The Bakersfield Californian

Mammograms at age 40? Yes, please.

- Leana S. Wen is a professor at George Washington University’s Milken Institute School of Public Health and author of the book “Lifelines: A Doctor’s Journey in the Fight for Public Health.” Previously, she served as Baltimore’s health commission­er.

Last week, the influentia­l U.S. Preventive Services Task Force proposed a revision to their breast cancer screening guidelines to lower the age of starting mammograms from 50 to 40. This is an important change that, if adopted, would increase early breast-cancer detection.

Breast cancer is the most common cancer among American women. About

1 in 8 women in the United States will develop breast cancer in their lifetimes. It is the second-leading cause of cancer death, claiming the lives of around 42,000 women every year.

Early diagnosis is crucial. When breast cancer is detected before it can spread to the lymph nodes and other parts of the body, the fiveyear survival rate is 99 percent. When detected after the cancer has metastasiz­ed, it declines to 30 percent.
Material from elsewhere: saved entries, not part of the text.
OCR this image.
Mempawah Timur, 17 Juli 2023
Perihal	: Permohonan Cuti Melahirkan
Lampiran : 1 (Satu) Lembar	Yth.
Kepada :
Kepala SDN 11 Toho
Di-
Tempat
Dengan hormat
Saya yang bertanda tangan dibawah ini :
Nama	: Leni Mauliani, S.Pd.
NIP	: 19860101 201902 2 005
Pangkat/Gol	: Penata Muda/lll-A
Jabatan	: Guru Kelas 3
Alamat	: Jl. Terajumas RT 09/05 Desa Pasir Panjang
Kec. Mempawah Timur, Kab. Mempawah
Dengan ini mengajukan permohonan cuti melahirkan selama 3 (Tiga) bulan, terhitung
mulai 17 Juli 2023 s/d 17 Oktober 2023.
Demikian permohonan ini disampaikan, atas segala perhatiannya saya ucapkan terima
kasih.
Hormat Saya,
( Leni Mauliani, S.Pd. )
In recent years, there has been a steady increase in younger people being diagnosed with cancer. Between 2015 and 2019, breast-cancer diagnoses among women in their 40s have risen an average of 2 percent a year. A large 2020 British study reported that mortality from breast cancer could be reduced by lowering the starting age of mammograph­y to 40.

This is especially essential for Black women. A study published in JAMA Network Open found that the rate of breast-cancer deaths among Black women in their 40s was 27 per 100,000 person-years, compared with 15 per 100,000 among White women. Another study by the American Cancer Society reports that only 57 percent of breast cancer in Black women were detected at a localized stage compared with 67 percent in White women. The task force reviewed these and other new evidence and concluded that there was a “moderate benefit” to lowering the age of recommende­d mammograms to 40 — that is, the benefit of earlier cancer detection outweighs the harm of potentiall­y unnecessar­y tests and the possibilit­y of false-positive results.
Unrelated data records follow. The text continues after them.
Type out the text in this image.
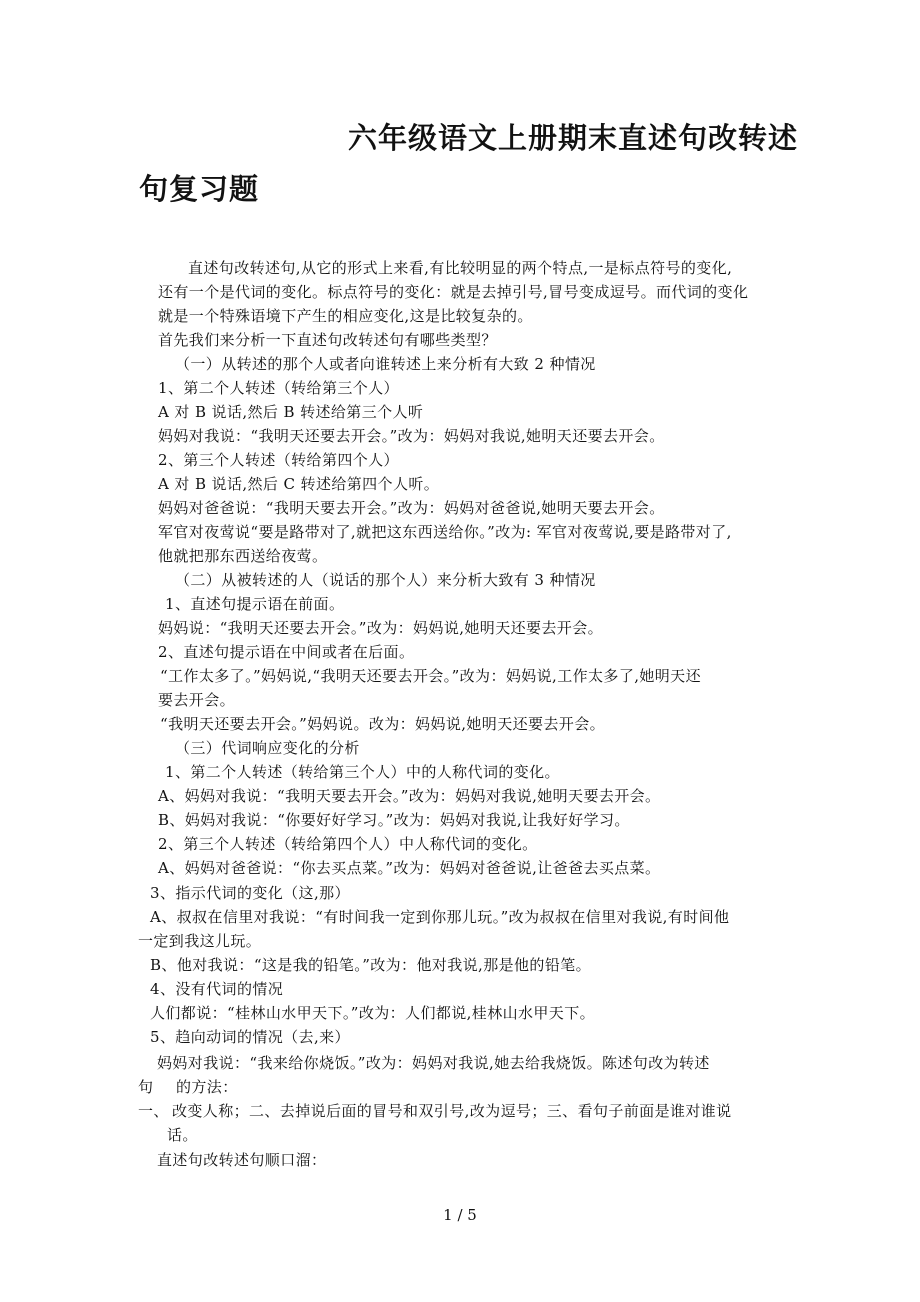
六年级语文上册期末直述句改转述
句复习题
直述句改转述句,从它的形式上来看,有比较明显的两个特点,一是标点符号的变化,
还有一个是代词的变化。标点符号的变化：就是去掉引号,冒号变成逗号。而代词的变化
就是一个特殊语境下产生的相应变化,这是比较复杂的。
首先我们来分析一下直述句改转述句有哪些类型？
（一）从转述的那个人或者向谁转述上来分析有大致 2 种情况
1、第二个人转述（转给第三个人）
A 对 B 说话,然后 B 转述给第三个人听
妈妈对我说：“我明天还要去开会。”改为：妈妈对我说,她明天还要去开会。
2、第三个人转述（转给第四个人）
A 对 B 说话,然后 C 转述给第四个人听。
妈妈对爸爸说：“我明天要去开会。”改为：妈妈对爸爸说,她明天要去开会。
军官对夜莺说“要是路带对了,就把这东西送给你。”改为: 军官对夜莺说,要是路带对了,
他就把那东西送给夜莺。
（二）从被转述的人（说话的那个人）来分析大致有 3 种情况
1、直述句提示语在前面。
妈妈说：“我明天还要去开会。”改为：妈妈说,她明天还要去开会。
2、直述句提示语在中间或者在后面。
“工作太多了。”妈妈说,“我明天还要去开会。”改为：妈妈说,工作太多了,她明天还
要去开会。
“我明天还要去开会。”妈妈说。改为：妈妈说,她明天还要去开会。
（三）代词响应变化的分析
1、第二个人转述（转给第三个人）中的人称代词的变化。
A、妈妈对我说：“我明天要去开会。”改为：妈妈对我说,她明天要去开会。
B、妈妈对我说：“你要好好学习。”改为：妈妈对我说,让我好好学习。
2、第三个人转述（转给第四个人）中人称代词的变化。
A、妈妈对爸爸说：“你去买点菜。”改为：妈妈对爸爸说,让爸爸去买点菜。
3、指示代词的变化（这,那）
A、叔叔在信里对我说：“有时间我一定到你那儿玩。”改为叔叔在信里对我说,有时间他
一定到我这儿玩。
B、他对我说：“这是我的铅笔。”改为：他对我说,那是他的铅笔。
4、没有代词的情况
人们都说：“桂林山水甲天下。”改为：人们都说,桂林山水甲天下。
5、趋向动词的情况（去,来）
妈妈对我说：“我来给你烧饭。”改为：妈妈对我说,她去给我烧饭。陈述句改为转述
句 的方法：
一、 改变人称；二、去掉说后面的冒号和双引号,改为逗号；三、看句子前面是谁对谁说
话。
直述句改转述句顺口溜：
1 / 5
This change, if finalized after the public comment period, would more closely align guidance among major national entities. The American College of Obstetrici­ans and Gynecologi­sts already recommends women to receive mammograms beginning at age 40. The American Cancer Society’s guidelines recommend women start at age 45, with an option to begin earlier at 40.
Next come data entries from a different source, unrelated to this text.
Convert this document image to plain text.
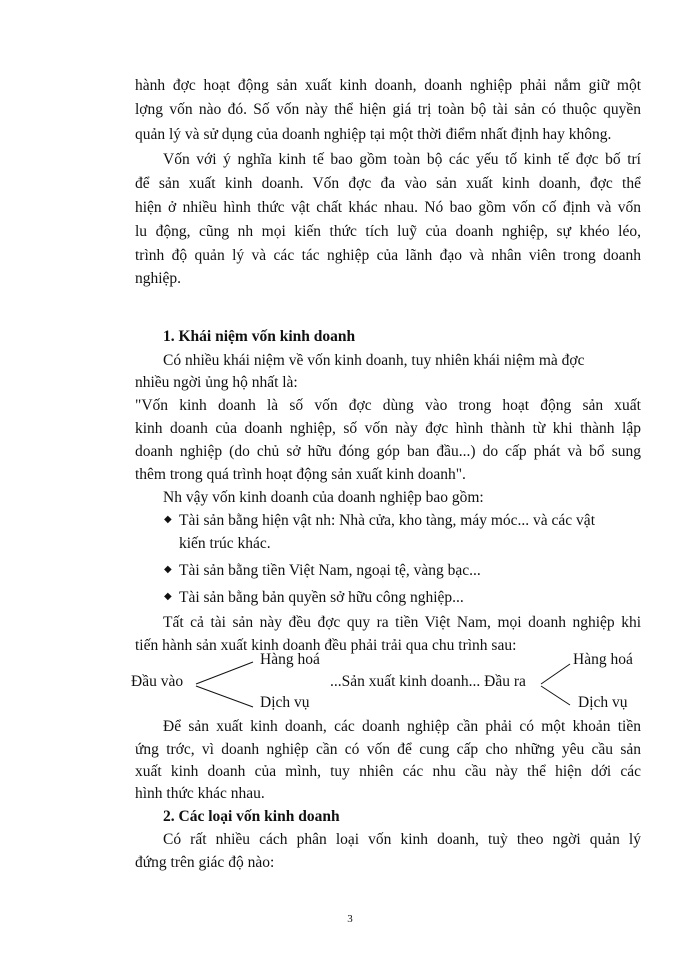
hành đợc hoạt động sản xuất kinh doanh, doanh nghiệp phải nắm giữ một
lợng vốn nào đó. Số vốn này thể hiện giá trị toàn bộ tài sản có thuộc quyền
quản lý và sử dụng của doanh nghiệp tại một thời điểm nhất định hay không.
Vốn với ý nghĩa kinh tế bao gồm toàn bộ các yếu tố kinh tế đợc bố trí
để sản xuất kinh doanh. Vốn đợc đa vào sản xuất kinh doanh, đợc thể
hiện ở nhiều hình thức vật chất khác nhau. Nó bao gồm vốn cố định và vốn
lu động, cũng nh mọi kiến thức tích luỹ của doanh nghiệp, sự khéo léo,
trình độ quản lý và các tác nghiệp của lãnh đạo và nhân viên trong doanh
nghiệp.
1. Khái niệm vốn kinh doanh
Có nhiều khái niệm về vốn kinh doanh, tuy nhiên khái niệm mà đợc
nhiều ngời ủng hộ nhất là:
"Vốn kinh doanh là số vốn đợc dùng vào trong hoạt động sản xuất
kinh doanh của doanh nghiệp, số vốn này đợc hình thành từ khi thành lập
doanh nghiệp (do chủ sở hữu đóng góp ban đầu...) do cấp phát và bổ sung
thêm trong quá trình hoạt động sản xuất kinh doanh".
Nh vậy vốn kinh doanh của doanh nghiệp bao gồm:
◆ Tài sản bằng hiện vật nh: Nhà cửa, kho tàng, máy móc... và các vật
kiến trúc khác.
◆ Tài sản bằng tiền Việt Nam, ngoại tệ, vàng bạc...
◆ Tài sản bằng bản quyền sở hữu công nghiệp...
Tất cả tài sản này đều đợc quy ra tiền Việt Nam, mọi doanh nghiệp khi
tiến hành sản xuất kinh doanh đều phải trải qua chu trình sau:
Hàng hoá	Hàng hoá
Đầu vào	...Sản xuất kinh doanh... Đầu ra
Dịch vụ	Dịch vụ
Để sản xuất kinh doanh, các doanh nghiệp cần phải có một khoản tiền
ứng trớc, vì doanh nghiệp cần có vốn để cung cấp cho những yêu cầu sản
xuất kinh doanh của mình, tuy nhiên các nhu cầu này thể hiện dới các
hình thức khác nhau.
2. Các loại vốn kinh doanh
Có rất nhiều cách phân loại vốn kinh doanh, tuỳ theo ngời quản lý
đứng trên giác độ nào:
3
The recommenda­tions differ in some respects. The task force calls for mammograms every two years from age 40 to 74. The American College of Obstetrici­ans and Gynecologi­sts recommends them every one to two years from 40 until “at least age 75 years.” The American Cancer Society guidelines say that women ages 45 to 54 should be screened annually, then transition to biennial screening — though can choose annual screening if they wish — for as long as they are in good health and have a life expectancy of 10 years or longer.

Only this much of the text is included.